Novel Biomarker Combination Shows Promise in Predicting Sepsis Severity and Mortality
Researchers are exploring a combined biomarker panel-presepsin, human epididymis protein 4 (HE4), and the oxygenation index-as a potentially more accurate tool for diagnosing and predicting outcomes in sepsis patients. Current diagnostic methods frequently enough fall short in the critical early stages of the life-threatening condition, hindering timely intervention. This new approach aims to provide clinicians with a more comprehensive assessment of a patient’s condition, potentially leading to improved treatment strategies and reduced mortality rates.

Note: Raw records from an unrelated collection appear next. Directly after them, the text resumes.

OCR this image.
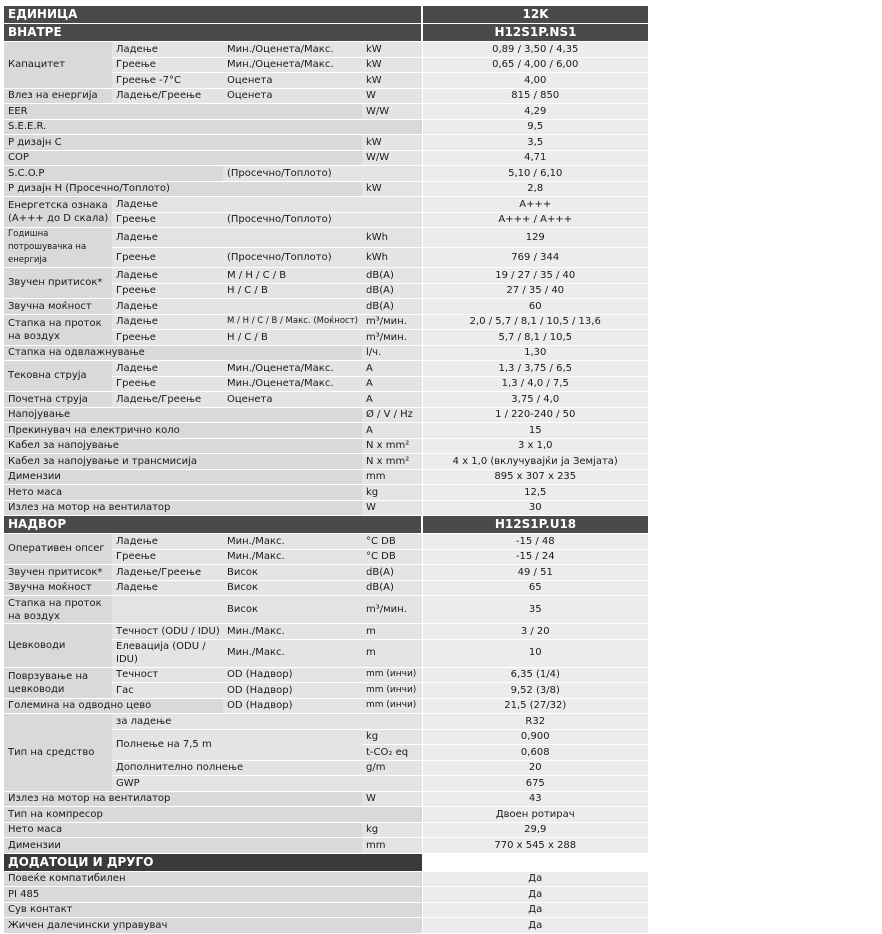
ЕДИНИЦА				12K
ВНАТРЕ				H12S1P.NS1
Капацитет	Ладење	Мин./Оценета/Макс.	kW	0,89 / 3,50 / 4,35
	Греење	Мин./Оценета/Макс.	kW	0,65 / 4,00 / 6,00
	Греење -7°C	Оценета	kW	4,00
Влез на енергија	Ладење/Греење	Оценета	W	815 / 850
EER			W/W	4,29
S.E.E.R.				9,5
P дизајн C			kW	3,5
COP			W/W	4,71
S.C.O.P		(Просечно/Топлото)		5,10 / 6,10
P дизајн H (Просечно/Топлото)			kW	2,8
Енергетска ознака (А+++ до D скала)	Ладење			А+++
	Греење	(Просечно/Топлото)		А+++ / А+++
Годишна потрошувачка на енергија	Ладење		kWh	129
	Греење	(Просечно/Топлото)	kWh	769 / 344
Звучен притисок*	Ладење	М / Н / С / В	dB(A)	19 / 27 / 35 / 40
	Греење	Н / С / В	dB(A)	27 / 35 / 40
Звучна моќност	Ладење		dB(A)	60
Стапка на проток на воздух	Ладење	М / Н / С / В / Макс. (Моќност)	m³/мин.	2,0 / 5,7 / 8,1 / 10,5 / 13,6
	Греење	Н / С / В	m³/мин.	5,7 / 8,1 / 10,5
Стапка на одвлажнување			l/ч.	1,30
Тековна струја	Ладење	Мин./Оценета/Макс.	A	1,3 / 3,75 / 6,5
	Греење	Мин./Оценета/Макс.	A	1,3 / 4,0 / 7,5
Почетна струја	Ладење/Греење	Оценета	A	3,75 / 4,0
Напојување			Ø / V / Hz	1 / 220-240 / 50
Прекинувач на електрично коло			A	15
Кабел за напојување			N x mm²	3 x 1,0
Кабел за напојување и трансмисија			N x mm²	4 x 1,0 (вклучувајќи ја Земјата)
Димензии			mm	895 x 307 x 235
Нето маса			kg	12,5
Излез на мотор на вентилатор			W	30
НАДВОР				H12S1P.U18
Оперативен опсег	Ладење	Мин./Макс.	°C DB	-15 / 48
	Греење	Мин./Макс.	°C DB	-15 / 24
Звучен притисок*	Ладење/Греење	Висок	dB(A)	49 / 51
Звучна моќност	Ладење	Висок	dB(A)	65
Стапка на проток на воздух		Висок	m³/мин.	35
Цевководи	Течност (ODU / IDU)	Мин./Макс.	m	3 / 20
	Елевација (ODU / IDU)	Мин./Макс.	m	10
Поврзување на цевководи	Течност	OD (Надвор)	mm (инчи)	6,35 (1/4)
	Гас	OD (Надвор)	mm (инчи)	9,52 (3/8)
Големина на одводно цево		OD (Надвор)	mm (инчи)	21,5 (27/32)
Тип на средство	за ладење			R32
	Полнење на 7,5 m		kg	0,900
			t-CO₂ eq	0,608
	Дополнително полнење		g/m	20
	GWP			675
Излез на мотор на вентилатор			W	43
Тип на компресор				Двоен ротирач
Нето маса			kg	29,9
Димензии			mm	770 x 545 x 288
ДОДАТОЦИ И ДРУГО				
Повеќе компатибилен				Да
PI 485				Да
Сув контакт				Да
Жичен далечински управувач				Да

Sepsis, a dysregulated host response to infection, affects millions globally each year and remains a leading cause of death in intensive care units. Existing biomarkers, like procalcitonin, have limitations in sensitivity and specificity. The combined panel leverages the distinct strengths of each marker-presepsin’s association with bacterial load, HE4’s indication of inflammation, and the oxygenation index’s reflection of lung function-to offer a more nuanced and reliable evaluation. this could be particularly impactful for patients with sepsis and lung infection, where early and accurate diagnosis is crucial.
Several studies have highlighted the individual diagnostic and prognostic value of presepsin. V,et al. (2021) in Cureus demonstrated presepsin’s potential as both a diagnostic and prognostic biomarker in sepsis. Similarly, a bivariate meta-analysis by Tong X, et al. (2015) published in ther Clin Risk Manag supported presepsin as a diagnostic marker for sepsis.
HE4, while initially studied in the context of ovarian cancer[JamesNEetal[JamesNEetal[JamesNEetal[JamesNEetalFront Oncol. 2018], has emerged as a broader inflammatory marker. Žilovič D,et al. (2021) in Cancers (Basel) noted its potential in future cancer screening, while Nagy B, et al. (2016) in Chest identified HE4 as a novel serum inflammatory biomarker in cystic fibrosis. Zhang L, et al. (2020) in FASEB j further elucidated HE4’s role in promoting renal fibrosis through the NF-κB pathway, demonstrating its involvement in inflammatory processes beyond oncology.
Integrating these biomarkers with the oxygenation index-a measure of how well oxygen is transferred into the blood-provides a holistic view of sepsis severity. Ren Y, et al. (2022) in BMC Pulm Med utilized risk factor analysis and a nomogram to predict in-hospital mortality in ICU patients with sepsis and lung infection, highlighting the importance of considering multiple factors.Further research, such as the porcine model study by Zhou L, et al. (2022) in J Transl Med exploring clinical improvements in sepsis through extracorporeal centrifugal leukocyte apheresis, underscores the need for refined diagnostic tools to guide treatment decisions.
Jereb M, et al. (2019) in J Infect Dev Ctries found presepsin to be a useful diagnostic and prognostic marker of sepsis in daily clinical practice, reinforcing the clinical relevance of this biomarker. The combined panel aims to build upon these findings, offering a more robust and comprehensive approach to sepsis management.